FRANCHISE FEE TRIPLED
Green charged that for years, petroleum-marketing companies have been abusing their exemption from the Rent Restriction Act, citing a 300 per cent increase in franchise fees which will have to be paid in American dollars as part of the new controversial contractual arrangement.
"So all that happens is that when the Government puts the spotlight on them, in terms of the margins they are pulling, all they do is raise the rent to the dealers and we can't do anything about it."
In addition, the dealers are being asked pay in advance for petroleum, even though RUBiS still enjoys a credit arrangement with the state-run oil refinery, Petrojam.

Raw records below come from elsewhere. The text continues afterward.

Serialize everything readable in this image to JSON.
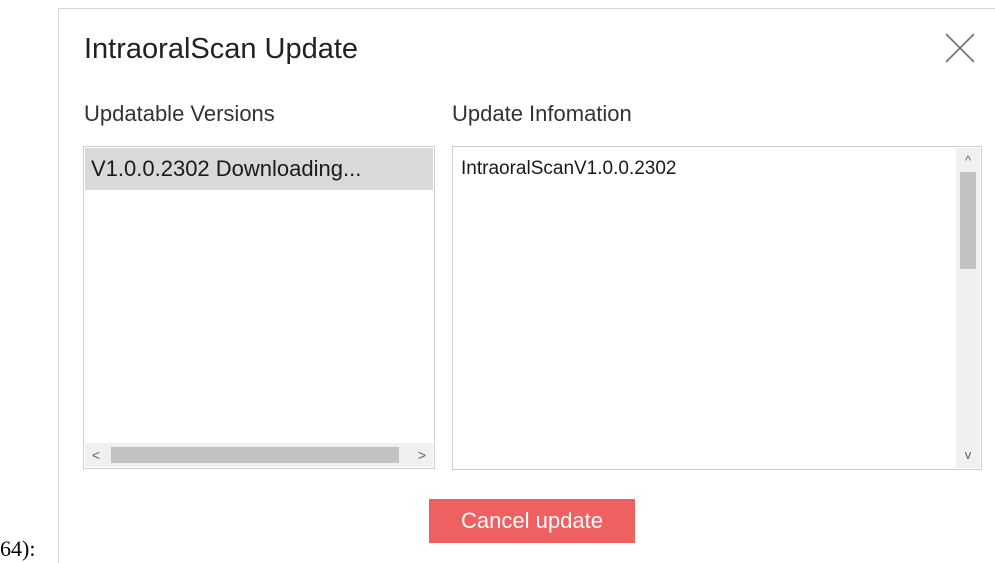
{
  "stray_text": "64):",
  "dialog": {
    "title": "IntraoralScan Update",
    "close_icon": "close-icon",
    "versions_label": "Updatable Versions",
    "info_label": "Update Infomation",
    "versions": [
      {
        "text": "V1.0.0.2302  Downloading..."
      }
    ],
    "info_text": "IntraoralScanV1.0.0.2302",
    "scroll_left_glyph": "<",
    "scroll_right_glyph": ">",
    "scroll_up_glyph": "^",
    "scroll_down_glyph": "v",
    "cancel_label": "Cancel update",
    "colors": {
      "cancel_button_bg": "#ef6060",
      "selected_row_bg": "#d9d9d9"
    }
  }
}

Then there is the requirement that dealers pay over an estimated two-month deposit of their electricity bill, to the petroleum company, which the JGRA president contends is illegal.

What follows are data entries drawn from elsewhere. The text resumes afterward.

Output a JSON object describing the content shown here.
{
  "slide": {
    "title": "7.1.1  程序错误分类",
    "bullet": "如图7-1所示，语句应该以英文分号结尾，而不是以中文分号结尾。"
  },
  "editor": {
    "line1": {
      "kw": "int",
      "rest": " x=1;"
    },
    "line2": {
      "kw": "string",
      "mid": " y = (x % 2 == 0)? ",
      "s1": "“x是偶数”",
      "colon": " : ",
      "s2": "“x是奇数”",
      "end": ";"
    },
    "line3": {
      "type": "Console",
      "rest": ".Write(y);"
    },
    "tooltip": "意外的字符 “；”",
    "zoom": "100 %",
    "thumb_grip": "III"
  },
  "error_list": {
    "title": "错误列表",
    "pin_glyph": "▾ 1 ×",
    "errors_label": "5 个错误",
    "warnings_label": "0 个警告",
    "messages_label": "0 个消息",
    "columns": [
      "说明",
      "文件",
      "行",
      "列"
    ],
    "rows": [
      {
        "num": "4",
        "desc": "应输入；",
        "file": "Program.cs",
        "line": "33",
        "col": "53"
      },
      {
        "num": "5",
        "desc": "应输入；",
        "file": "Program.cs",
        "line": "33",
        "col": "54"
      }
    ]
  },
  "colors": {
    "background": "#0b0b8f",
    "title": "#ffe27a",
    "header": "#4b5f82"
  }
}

Describing the contract terms as one-sided and oppressive, Green said an appeal to Energy Minister Phillip Paulwell had yielded limited success.
He explained: "They wanted to implement on the 15th of December. However, Minister Paulwell intervened and asked them to reconsider, and the only thing that they have considered is extending the time until the end of December.
GOV'T INTENDS To PLAY ROLE
Meanwhile, Paulwell disclosed that, in further talks with RUBiS, he would be guided in part by the findings of an analysis of the petroleum industry conducted by the Fair Trading Commission (FTC).
"We do intend to play a role," he admitted. "Even though we do need to understand that the bottom line is that they are contracted parties and we don't want to, in any way, affect too much the situation with contracted parties.
However, the minister hinted that RUBiS's business practices would likely come under the microscope.
"We believe that there are some ground rules that people who are actually operating in Jamaica ought to abide by and we are also making sure that we can influence that based on some of the findings of the FTC.
Earlier, in a press release, the JGRA had declared that it "decries the rude and obnoxious treatment of RUBiS dealers by the management of their French-owned marketing company, RUBiS Energy Jamaica Limited".
The dealers have been flying black flags at the more than 50 RUBiS stations across the island, as a symbol of their rejection of the marketing company's pending decision and to bring public attention to the matter. The JGRA has advised that if RUBiS does not relent it will initiate a series of protest actions leading up to the start of the new year, which could culminate in a disruption of fuel sales.
The JGRA president said the woes of the original Shell dealers have been made worse by the rapid change of marketing companies which span at least three over the past five years - from Cool Petroleum, to the Antilles Group, and now RUBiS.